Billy Beane
What is Billy Beane known for in Major League Baseball?
What book and movie chronicled Billy Beane’s work with the Oakland Athletics?
What was the key strategy Billy Beane used to improve the Oakland Athletics?
Billy Beane (born March 29, 1962, Orlando, Florida, U.S.) is a Major League Baseball (MLB) executive who helped revolutionize the sport by challenging longtime ways to measure players’ performance during his time as general manager of the Oakland Athletics (A’s). He became a celebrity after his work was chronicled in Michael Lewis’s best-selling book Moneyball: The Art of Winning an Unfair Game (2003), which was turned into a movie starring Brad Pitt as Beane.
Early life
Beane was born in Florida but grew up in San Diego and learned baseball from his father, a career naval officer. By the time he was 14, he already towered six inches over his dad and demonstrated elite athletic talent. In high school, Beane was the quarterback on the football team and the best scorer on the basketball team. Scouts came to watch him play baseball, and in one particularly memorable game, he hit three triples—each drive longer than the one before it.
Beane wanted to attend college at Stanford University, where the college planned to have him replace quarterback John Elway. But when the New York Mets chose him in the first round of the 1980 draft, he turned down Stanford’s offer of a combined football and baseball scholarship to turn pro.

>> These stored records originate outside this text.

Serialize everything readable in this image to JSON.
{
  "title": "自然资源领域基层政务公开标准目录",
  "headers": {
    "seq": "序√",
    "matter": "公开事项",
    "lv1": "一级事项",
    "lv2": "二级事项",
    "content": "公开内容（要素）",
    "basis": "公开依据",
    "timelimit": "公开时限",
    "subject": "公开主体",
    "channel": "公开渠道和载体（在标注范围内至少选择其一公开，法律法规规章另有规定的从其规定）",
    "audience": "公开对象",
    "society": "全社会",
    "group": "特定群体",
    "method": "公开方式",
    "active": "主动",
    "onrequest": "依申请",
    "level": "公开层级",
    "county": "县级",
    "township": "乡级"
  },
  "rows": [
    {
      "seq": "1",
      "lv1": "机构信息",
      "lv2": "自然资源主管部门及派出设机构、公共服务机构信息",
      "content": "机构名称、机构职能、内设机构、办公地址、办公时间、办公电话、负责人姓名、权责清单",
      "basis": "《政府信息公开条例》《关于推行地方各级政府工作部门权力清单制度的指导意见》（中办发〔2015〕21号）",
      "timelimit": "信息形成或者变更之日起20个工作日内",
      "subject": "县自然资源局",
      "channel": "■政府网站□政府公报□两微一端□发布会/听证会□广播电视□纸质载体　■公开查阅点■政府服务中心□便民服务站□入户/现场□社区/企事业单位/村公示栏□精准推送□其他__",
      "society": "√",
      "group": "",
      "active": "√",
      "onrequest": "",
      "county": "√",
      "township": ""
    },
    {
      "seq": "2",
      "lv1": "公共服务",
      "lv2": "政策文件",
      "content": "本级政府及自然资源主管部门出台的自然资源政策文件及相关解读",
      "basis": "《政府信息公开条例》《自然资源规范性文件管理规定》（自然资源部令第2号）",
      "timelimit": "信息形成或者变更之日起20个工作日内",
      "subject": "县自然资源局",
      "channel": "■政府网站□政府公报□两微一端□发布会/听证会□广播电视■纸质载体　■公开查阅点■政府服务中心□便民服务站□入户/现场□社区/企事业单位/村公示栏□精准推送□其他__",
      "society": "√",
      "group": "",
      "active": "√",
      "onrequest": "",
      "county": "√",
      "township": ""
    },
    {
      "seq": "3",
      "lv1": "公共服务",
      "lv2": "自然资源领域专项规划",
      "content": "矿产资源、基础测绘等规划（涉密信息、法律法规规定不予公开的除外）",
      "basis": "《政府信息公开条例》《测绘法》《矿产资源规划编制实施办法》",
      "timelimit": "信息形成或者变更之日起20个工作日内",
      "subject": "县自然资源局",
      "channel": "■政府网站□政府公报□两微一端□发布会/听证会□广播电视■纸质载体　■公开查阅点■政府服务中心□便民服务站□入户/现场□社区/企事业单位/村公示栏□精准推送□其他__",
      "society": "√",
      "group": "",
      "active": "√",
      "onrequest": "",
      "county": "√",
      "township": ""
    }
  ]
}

Beane made his major league debut with the Mets at the end of the 1984 season, appearing in five games that year. Over the next five seasons, he bounced between the majors and minors. His disappointing career ended in 1989, when he was just 27. He finished with a lifetime MLB batting average of .219, having played with the Mets, the Minnesota Twins, the Detroit Tigers, and the A’s.
From scout to visionary executive
After retiring, Beane became a scout for the A’s and then a deputy to general manager Sandy Alderson, before succeeding him as GM in October 1997. It didn’t take Beane long to reverse the team’s fortunes. In 1998, his first year as GM, the A’s had their sixth straight losing record and finished in last place in their division. The next season they improved to 87–75. By 2000 they were American League (AL) West Division champs.
Under Beane’s leadership, the team emphasized statistics such as on-base percentage (OBP) over the more traditional stats of batting average and RBI (runs batted in). Because the A’s were a small-market team with a limited payroll, they had to be willing to bypass expensive players and instead find undervalued players. One such challenge came in 2001. That year, superstar Jason Giambi helped lead the team to 102 wins with a .342 batting average, 38 home runs, 120 RBI, and a league-best .660 slugging percentage. But after the season, he became a free agent and signed with the New York Yankees. Beane didn’t try to keep Giambi because he could be replaced with several cheaper players.
“He could find the pieces of Giambi he could least afford to be without, and buy them for a tiny fraction of the cost of Giambi himself,” Lewis wrote. Beane picked up a trio of players that nobody else wanted: outfielder David Justice, catcher Scott Hatteberg, and Giambi’s younger brother, Jeremy.
The Moneyball phenomenon
The A’s didn’t miss a beat the next year despite losing their best player in Giambi, winning 103 games in 2002. Justice and Hatteberg excelled in OBP, finishing first and second on the team with excellent .376 and .374 OBPs, respectively. (The 2011 movie version of Moneyball actually recreated this particular season of underdogs marching to the division title and winning 20 straight games along the way.) After the 2002 season, the Boston Red Sox reached an agreement to hire Beane as their new GM, but he wound up changing his mind and staying with Oakland. Moneyball: The Art of Winning an Unfair Game came out the next year, and it “became a must-read for both baseball and business aficionados,” ESPN’s Howard Bryant wrote. “Beane became the lead evangelist of a new baseball orthodoxy that emphasizes greater statistical analysis in the scouting and development of players.”
In the book, Lewis called Beane “a man whose life was turned upside down by professional baseball, and who, miraculously, found a way to return the favor.’’ The term moneyball has become a synonym for a team’s smart use of quantifiable information over outdated, old-school approaches. Not surprisingly, some in baseball’s old guard resented the book, and some people were even under the mistaken impression that Beane had written it. He has pointed out that Lewis sought him out for the project. When Lewis interviewed him, Beane was convinced that nobody in baseball would read the book.
The A’s made the playoffs four consecutive seasons from 2000 to 2003 but lost in the first round each time. They returned to the playoffs in 2006 and won a first-round playoff series against the Twins before losing the AL Championship Series to the Tigers. Oakland had another run in the early 2010s, making the playoffs in 2012, 2013, and 2014, but those teams also failed to make the World Series.
In 2015 David Forst took over as general manager, with Beane becoming executive vice president of baseball operations. The team made the playoffs in 2018, 2019, and 2020 but again fell short of the pennant. Beane became a senior adviser to team owner John Fisher in 2022, relinquishing day-to-day operations of the team to Forst.